При звуке этого имени у меня слабеют колени; Елизавета усаживает меня на табурет, подходит к окну и распахивает его, так что в комнату льется прохладный воздух, и в голове у меня проясняется. Эдмунд – Плантагенет, как и мы. Сын моей тетки, герцог Саффолк, король к нему благоволит. Его брат стал предателем, он возглавил мятежников, выступивших против короля в битве при Стоуке, и погиб на поле боя; но Эдмунд де ла Поул, напротив, всегда был отчаянно верен, он был правой рукой короля Тюдора и его другом. Он – украшение двора, звезда турниров, красивый, смелый, блестящий герцог из Плантагенетов, радостный знак всем, что Йорки и Тюдоры живут бок о бок, любящей королевской семьей. Он входит в ближний придворный круг, этот Плантагенет на службе у Тюдора; он сменил масть, флаг развевается в другую сторону, алый и белый смешались в новой розе, и это пример нам всем.

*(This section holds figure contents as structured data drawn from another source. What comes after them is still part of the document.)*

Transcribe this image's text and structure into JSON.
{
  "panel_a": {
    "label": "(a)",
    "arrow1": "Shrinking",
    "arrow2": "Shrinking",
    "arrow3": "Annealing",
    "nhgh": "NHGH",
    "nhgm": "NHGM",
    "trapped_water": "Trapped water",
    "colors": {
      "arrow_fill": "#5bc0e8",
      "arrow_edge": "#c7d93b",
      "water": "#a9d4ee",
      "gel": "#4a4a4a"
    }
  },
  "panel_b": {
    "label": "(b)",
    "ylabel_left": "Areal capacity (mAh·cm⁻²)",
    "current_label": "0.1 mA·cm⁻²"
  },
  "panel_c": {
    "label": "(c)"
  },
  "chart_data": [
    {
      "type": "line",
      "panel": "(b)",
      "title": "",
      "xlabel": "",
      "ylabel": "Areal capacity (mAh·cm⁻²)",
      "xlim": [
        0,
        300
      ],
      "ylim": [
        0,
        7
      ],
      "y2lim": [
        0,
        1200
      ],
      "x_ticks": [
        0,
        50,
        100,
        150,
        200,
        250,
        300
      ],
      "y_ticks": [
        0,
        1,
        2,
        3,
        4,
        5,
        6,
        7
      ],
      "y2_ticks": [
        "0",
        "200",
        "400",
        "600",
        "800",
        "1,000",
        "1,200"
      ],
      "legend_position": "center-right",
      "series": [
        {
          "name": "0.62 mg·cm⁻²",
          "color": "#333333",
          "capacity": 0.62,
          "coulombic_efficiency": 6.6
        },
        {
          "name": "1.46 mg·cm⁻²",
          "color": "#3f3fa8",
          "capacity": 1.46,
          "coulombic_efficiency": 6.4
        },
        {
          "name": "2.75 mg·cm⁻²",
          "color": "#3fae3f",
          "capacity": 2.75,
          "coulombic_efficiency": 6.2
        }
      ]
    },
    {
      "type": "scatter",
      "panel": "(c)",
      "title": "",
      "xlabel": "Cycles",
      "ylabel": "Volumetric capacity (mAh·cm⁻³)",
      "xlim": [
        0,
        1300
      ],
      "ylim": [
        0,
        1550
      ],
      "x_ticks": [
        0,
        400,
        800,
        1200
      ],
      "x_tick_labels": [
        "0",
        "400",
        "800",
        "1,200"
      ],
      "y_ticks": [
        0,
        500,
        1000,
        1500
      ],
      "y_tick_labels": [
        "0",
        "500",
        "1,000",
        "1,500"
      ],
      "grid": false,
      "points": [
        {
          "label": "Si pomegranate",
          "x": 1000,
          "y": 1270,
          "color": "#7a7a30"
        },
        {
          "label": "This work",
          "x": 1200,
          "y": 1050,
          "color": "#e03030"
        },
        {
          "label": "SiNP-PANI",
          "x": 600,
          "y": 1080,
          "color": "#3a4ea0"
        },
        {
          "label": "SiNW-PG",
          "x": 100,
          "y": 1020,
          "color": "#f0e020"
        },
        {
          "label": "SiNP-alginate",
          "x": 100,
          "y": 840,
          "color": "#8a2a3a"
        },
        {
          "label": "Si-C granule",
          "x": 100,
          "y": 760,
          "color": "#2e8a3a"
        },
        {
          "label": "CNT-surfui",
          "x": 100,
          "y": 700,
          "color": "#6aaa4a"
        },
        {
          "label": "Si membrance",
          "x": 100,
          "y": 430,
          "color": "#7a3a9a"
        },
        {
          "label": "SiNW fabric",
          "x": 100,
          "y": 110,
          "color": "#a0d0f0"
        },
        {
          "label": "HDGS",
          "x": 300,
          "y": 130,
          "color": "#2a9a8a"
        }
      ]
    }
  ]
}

– Арестован? – шепчу я; это мой самый сильный страх.
– Бежал, – коротко отвечает Елизавета.
– Куда? – в ужасе спрашиваю я. – О боже. Что он натворил?
– К императору Священной Римской империи Максимилиану, чтобы собрать против короля армию, – у нее перехватывает дыхание, словно слова застряли у нее в глотке, но ей нужно задать мне вопрос. – Маргарет… скажите… вы ничего об этом не знали?
Я качаю головой, беру Елизавету за руку, смотрю ей в глаза.
– Поклянитесь, – требует она. – Поклянитесь.
– Ничего. Ни единого слова. Клянусь. Он мне не доверился.
Мы обе умолкаем при мысли о тех, кому он обычно доверялся: о зяте королевы Уильяме Куртене, женатом на нашей кузине Катерине; Томасе Грее; нашем кузене Уильяме де ла Поуле; моем троюродном брате Джордже Невилле; нашем родственнике Генри Буршье. Мы составляем тщательно переписанную и широко известную сеть кузенов и родни, связанную узами брака и крови. Плантагенеты рассеяны по всей Англии: напористые, отважные, честолюбивые мальчики, мужчины-воины и плодовитые женщины. А против нас – четверо Тюдоров: старуха, ее беспокойный сын и их наследники Артур и Гарри.
– Что теперь будет? – спрашиваю я, встаю и иду через комнату закрыть окно. – Мне уже лучше.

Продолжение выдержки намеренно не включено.